Sunday, April 22, 2012

Keynes’s Life, 1914–1920: WWI and its Aftermath

This is part 4 of notes and trivia on Keynes’s early life. Part 3 is here, which is drawn from D. E. Moggridge’s Maynard Keynes: An Economist’s Biography (London, 1992), and Robert Skidelsky’s John Maynard Keynes: Hopes Betrayed 1883–1920 (vol. 1; London, 1983).

Biographical details of interest and trivia:
(1) On 1 August 1914, Germany declared war on Russia; Britain declared war on Germany on 4 August 1914. Keynes, according to Skidelsky (1983: 295), had no great anti-war feeling, was not a pacifist, but wished to do something for Britain’s war effort, even though he himself did not enlist. Nor was he interested in the political origins of the conflict (Skidelsky 1983: 295).

(2) The UK had the following Prime Ministers in the war years:
Herbert Henry Asquith
1915–1916, coalition government

David Lloyd George
1916–1922, coalition government.
Both politicians are relevant to Keynes’s subsequent career and public service. Indeed, during the First World War, Keynes came to socialise with Prime Ministers and officials at the highest level of the British government.

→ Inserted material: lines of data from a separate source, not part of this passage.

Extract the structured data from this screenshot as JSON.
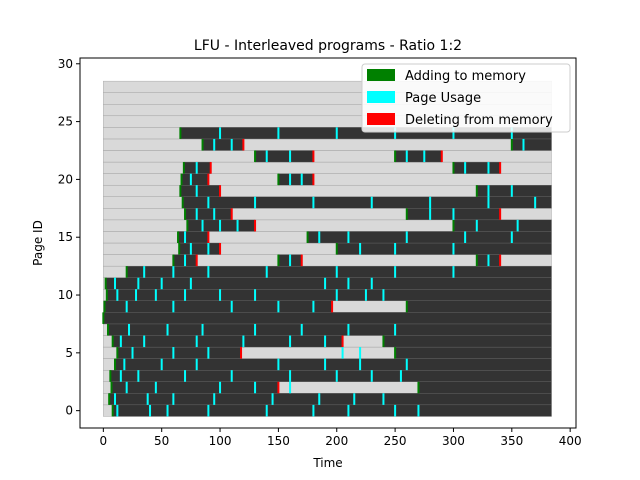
{
  "chart_data": {
    "type": "heatmap",
    "title": "LFU - Interleaved programs - Ratio 1:2",
    "xlabel": "Time",
    "ylabel": "Page ID",
    "xlim": [
      -20,
      405
    ],
    "ylim": [
      -1.5,
      30.5
    ],
    "xticks": [
      0,
      50,
      100,
      150,
      200,
      250,
      300,
      350,
      400
    ],
    "yticks": [
      0,
      5,
      10,
      15,
      20,
      25,
      30
    ],
    "time_range": [
      0,
      384
    ],
    "page_count": 29,
    "legend": {
      "placement": "top-right",
      "entries": [
        {
          "label": "Adding to memory",
          "color": "#008000"
        },
        {
          "label": "Page Usage",
          "color": "#00ffff"
        },
        {
          "label": "Deleting from memory",
          "color": "#ff0000"
        }
      ]
    },
    "colors": {
      "in_memory": "#333333",
      "not_in_memory": "#d9d9d9",
      "grid": "#9a9a9a",
      "add": "#008000",
      "usage": "#00ffff",
      "delete": "#ff0000"
    },
    "series": [
      {
        "page": 0,
        "in_memory": [
          [
            8,
            384
          ]
        ],
        "adds": [
          8
        ],
        "deletes": [],
        "usage": [
          12,
          40,
          55,
          90,
          140,
          180,
          210,
          250,
          270
        ]
      },
      {
        "page": 1,
        "in_memory": [
          [
            5,
            384
          ]
        ],
        "adds": [
          5
        ],
        "deletes": [],
        "usage": [
          10,
          38,
          60,
          95,
          145,
          185,
          215,
          240
        ]
      },
      {
        "page": 2,
        "in_memory": [
          [
            7,
            150
          ],
          [
            270,
            384
          ]
        ],
        "adds": [
          7,
          270
        ],
        "deletes": [
          150
        ],
        "usage": [
          20,
          45,
          100,
          130,
          160
        ]
      },
      {
        "page": 3,
        "in_memory": [
          [
            6,
            384
          ]
        ],
        "adds": [
          6
        ],
        "deletes": [],
        "usage": [
          15,
          30,
          70,
          110,
          160,
          200,
          230,
          255
        ]
      },
      {
        "page": 4,
        "in_memory": [
          [
            10,
            384
          ]
        ],
        "adds": [
          10
        ],
        "deletes": [],
        "usage": [
          18,
          50,
          80,
          150,
          190,
          220,
          260
        ]
      },
      {
        "page": 5,
        "in_memory": [
          [
            12,
            118
          ],
          [
            250,
            384
          ]
        ],
        "adds": [
          12,
          250
        ],
        "deletes": [
          118
        ],
        "usage": [
          25,
          60,
          90,
          205,
          220
        ]
      },
      {
        "page": 6,
        "in_memory": [
          [
            8,
            205
          ],
          [
            240,
            384
          ]
        ],
        "adds": [
          8,
          240
        ],
        "deletes": [
          205
        ],
        "usage": [
          15,
          35,
          80,
          120,
          160,
          190
        ]
      },
      {
        "page": 7,
        "in_memory": [
          [
            4,
            384
          ]
        ],
        "adds": [
          4
        ],
        "deletes": [],
        "usage": [
          22,
          55,
          85,
          130,
          170,
          210,
          250
        ]
      },
      {
        "page": 8,
        "in_memory": [
          [
            0,
            384
          ]
        ],
        "adds": [
          0
        ],
        "deletes": [],
        "usage": []
      },
      {
        "page": 9,
        "in_memory": [
          [
            1,
            196
          ],
          [
            260,
            384
          ]
        ],
        "adds": [
          1,
          260
        ],
        "deletes": [
          196
        ],
        "usage": [
          20,
          60,
          110,
          150,
          180
        ]
      },
      {
        "page": 10,
        "in_memory": [
          [
            3,
            384
          ]
        ],
        "adds": [
          3
        ],
        "deletes": [],
        "usage": [
          12,
          28,
          45,
          70,
          100,
          130,
          200,
          225,
          240
        ]
      },
      {
        "page": 11,
        "in_memory": [
          [
            2,
            384
          ]
        ],
        "adds": [
          2
        ],
        "deletes": [],
        "usage": [
          10,
          30,
          50,
          75,
          190,
          210,
          230
        ]
      },
      {
        "page": 12,
        "in_memory": [
          [
            20,
            384
          ]
        ],
        "adds": [
          20
        ],
        "deletes": [],
        "usage": [
          35,
          60,
          90,
          140,
          200,
          250,
          300
        ]
      },
      {
        "page": 13,
        "in_memory": [
          [
            60,
            80
          ],
          [
            150,
            170
          ],
          [
            320,
            340
          ]
        ],
        "adds": [
          60,
          150,
          320
        ],
        "deletes": [
          80,
          170,
          340
        ],
        "usage": [
          70,
          160,
          330
        ]
      },
      {
        "page": 14,
        "in_memory": [
          [
            65,
            100
          ],
          [
            200,
            384
          ]
        ],
        "adds": [
          65,
          200
        ],
        "deletes": [
          100
        ],
        "usage": [
          75,
          90,
          220,
          250,
          300
        ]
      },
      {
        "page": 15,
        "in_memory": [
          [
            64,
            90
          ],
          [
            175,
            384
          ]
        ],
        "adds": [
          64,
          175
        ],
        "deletes": [
          90
        ],
        "usage": [
          70,
          185,
          210,
          260,
          310,
          350
        ]
      },
      {
        "page": 16,
        "in_memory": [
          [
            72,
            130
          ],
          [
            300,
            384
          ]
        ],
        "adds": [
          72,
          300
        ],
        "deletes": [
          130
        ],
        "usage": [
          85,
          100,
          115,
          320,
          355
        ]
      },
      {
        "page": 17,
        "in_memory": [
          [
            70,
            110
          ],
          [
            260,
            340
          ]
        ],
        "adds": [
          70,
          260
        ],
        "deletes": [
          110,
          340
        ],
        "usage": [
          80,
          95,
          280,
          300
        ]
      },
      {
        "page": 18,
        "in_memory": [
          [
            68,
            384
          ]
        ],
        "adds": [
          68
        ],
        "deletes": [],
        "usage": [
          90,
          130,
          180,
          230,
          280,
          330,
          370
        ]
      },
      {
        "page": 19,
        "in_memory": [
          [
            66,
            100
          ],
          [
            320,
            384
          ]
        ],
        "adds": [
          66,
          320
        ],
        "deletes": [
          100
        ],
        "usage": [
          80,
          330,
          350
        ]
      },
      {
        "page": 20,
        "in_memory": [
          [
            67,
            90
          ],
          [
            150,
            180
          ]
        ],
        "adds": [
          67,
          150
        ],
        "deletes": [
          90,
          180
        ],
        "usage": [
          75,
          160,
          170
        ]
      },
      {
        "page": 21,
        "in_memory": [
          [
            69,
            92
          ],
          [
            300,
            340
          ]
        ],
        "adds": [
          69,
          300
        ],
        "deletes": [
          92,
          340
        ],
        "usage": [
          80,
          310,
          330
        ]
      },
      {
        "page": 22,
        "in_memory": [
          [
            130,
            180
          ],
          [
            250,
            290
          ]
        ],
        "adds": [
          130,
          250
        ],
        "deletes": [
          180,
          290
        ],
        "usage": [
          140,
          160,
          260,
          275
        ]
      },
      {
        "page": 23,
        "in_memory": [
          [
            85,
            120
          ],
          [
            350,
            384
          ]
        ],
        "adds": [
          85,
          350
        ],
        "deletes": [
          120
        ],
        "usage": [
          95,
          110,
          360
        ]
      },
      {
        "page": 24,
        "in_memory": [
          [
            66,
            384
          ]
        ],
        "adds": [
          66
        ],
        "deletes": [],
        "usage": [
          100,
          150,
          200,
          250,
          300,
          350
        ]
      },
      {
        "page": 25,
        "in_memory": [],
        "adds": [],
        "deletes": [],
        "usage": []
      },
      {
        "page": 26,
        "in_memory": [],
        "adds": [],
        "deletes": [],
        "usage": []
      },
      {
        "page": 27,
        "in_memory": [],
        "adds": [],
        "deletes": [],
        "usage": []
      },
      {
        "page": 28,
        "in_memory": [],
        "adds": [],
        "deletes": [],
        "usage": []
      }
    ]
  }
}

(3) On 18 January 1915, Keynes stared work at the treasury as assistant to Sir George Paish (Skidelsky 1983: 297). Keynes attended an allied war conference in Paris from 2–5 February on the financing of the war, and helped design the system of British credits to the other allies held at the Bank of England. After May 1915, Keynes became a “member of the Treasury’s No. 1 Division, centrally concerned with the financial direction of the war” (Skidelsky 1983: 303).

(4) From June to July 1915 Keynes was seriously ill with appendicitis and pneumonia (Skidelsky 1983: 303).

(5) From 1916 Keynes believed that the war should be ended by a compromise peace treaty (Skidelsky 1983: 307).

(6) Keynes appeared to be opposed to the military conscription introduced in Britain in January 1916. He applied for exemption both on the grounds of doing work of national importance (at the Treasury) and on the grounds of conscientious objection (Skidelsky 1983: 317–318).

(7) Keynes published The Economic Consequences of the Peace on 12 December 1919. It became a best seller, being translated into German, Dutch, Italian, Russian, Japanese and other languages (Skidelsky 1983: 394). It made Keynes internationally famous.

(8) Other publications of Keynes in these years included the following:
Keynes, J. M. 1915. “The Works and Life of Walter Bagehot. by Russell Barrington” (Review), The Economic Journal 25.99 (Sep.): 369–375.

Keynes, J. M. 1915. “The Economics of War in Germany,” The Economic Journal 25.99 (Sep.): 443–452.

Keynes, J. M. 1920. “Currency and Credit. by R. G. Hawtrey” (Review), The Economic Journal 30.119 (Sep.): 362–365.

Keynes, J. M. 1920. “Indian Finance and Banking. by G. Findlay Shirras,” The Economic Journal 30.119 (Sep.): 396–397.

John Maynard Keynes – Timeline.

John Maynard Keynes, Wikipedia.


Keynes, W. Milo (ed.). 1975. Essays on John Maynard Keynes, Cambridge University Press, London.

Moggridge, D. E. 1992. Maynard Keynes: An Economist’s Biography, Routledge, London.

Skidelsky, R. J. A. 1983. John Maynard Keynes: Hopes Betrayed 1883–1920 (vol. 1), Macmillan, London.

1 comment:

  1. So, I take it that you shall soon e-mail Dr. Michael Emmett Brady for clarification on J.M. Keynes's A Treatise on Probability?

    I would recommend doing so, if you haven't yet.

    BTW, you also might want to check out Bertrand Russell's 1959 book, My Philosophical Development. I think it's in this book that Bertrand Russell defends Keynes's Treatise on Probability from criticism, but I could be wrong. You might want to ask Dr. Brady.